If a process inside the container escapes the container sandbox, it will find itself without privileges to access resources of the host or of other containers.
Image Flexibility

A Nestybox system container image can be created with Docker, just like any Docker container.

However, it typically is configured with an environment resembling a virtual host (e.g., process manager, multiple apps, docker, app containers, graphical display server, etc), although you can also configure it with a single system-level application (e.g., Docker) if you wish. It’s up to you to choose what’s in the image and the entry-point.
Portability

You can deploy Nestybox system containers on any Linux machine, whether it’s bare-metal, a local VM, or a cloud VM, in a data-center, your laptop, an edge device, or even an IoT device.

And as with any Docker container you have the flexibility to move the system container around as you wish. Just upload it to your repo and deploy it on the target machine with Docker.
Partially virtualized procfs

In Nestybox system containers, portions of the Linux procfs (/proc) are virtualized. The goal is to make the system container more closely resemble a real host or VM. For example, the /proc/uptime file returns the container’s uptime, not the underlying host’s uptime.

How does it work?

Nestybox system containers are made possible by Sysbox, our system container runtime.

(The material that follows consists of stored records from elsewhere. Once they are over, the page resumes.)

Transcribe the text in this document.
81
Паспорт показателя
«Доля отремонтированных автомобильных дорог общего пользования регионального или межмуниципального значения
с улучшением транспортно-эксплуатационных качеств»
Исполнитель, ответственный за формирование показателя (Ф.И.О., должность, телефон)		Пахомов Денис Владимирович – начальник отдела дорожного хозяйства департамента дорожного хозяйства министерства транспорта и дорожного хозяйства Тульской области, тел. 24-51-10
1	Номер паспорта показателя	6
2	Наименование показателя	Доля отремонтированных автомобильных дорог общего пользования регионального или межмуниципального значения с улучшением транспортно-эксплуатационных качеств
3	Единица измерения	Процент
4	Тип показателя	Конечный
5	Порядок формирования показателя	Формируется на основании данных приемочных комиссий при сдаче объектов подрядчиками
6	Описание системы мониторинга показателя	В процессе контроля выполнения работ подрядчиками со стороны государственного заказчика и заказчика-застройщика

Sysbox is software that installs on the Linux host machine, integrates with Docker (and soon Kubernetes), and works under the covers.

Users interact with Docker to create the system container image and deploy it, just as with application containers. The difference is that this image can now include system-level software such as Docker itself (for Docker-in-Docker), etc.

The following figure illustrates this.

Running the system container is simple, it only requires passing the --runtime=sysbox-runc flag to Docker:

$ docker run --runtime=sysbox-runc -it my-syscont-image

Under the covers, Sysbox takes care of setting up the system container abstraction so that it can properly run system level workloads.

It’s easy. And you avoid the need for unsecure privileged containers or complex container configurations.

Is it a VM?

No, it’s not. It’s an enhanced container. As with all containers, it uses OS-level virtualization and shares the Linux kernel with the rest of the system. In contrast, VMs use hardware-level virtualization (i.e., emulate hardware in software) and have a dedicated OS per VM.

The following figure illustrates the differences.

This gives system containers and VMs different properties. In particular system containers are faster, more efficient, and more portable (see above) but offer a lesser degree of isolation from the underlying host.

From a workload perspective however, Nestybox is working to make our system containers support as many workloads as VMs can run such that they can present a viable alternative to VMs in some scenarios.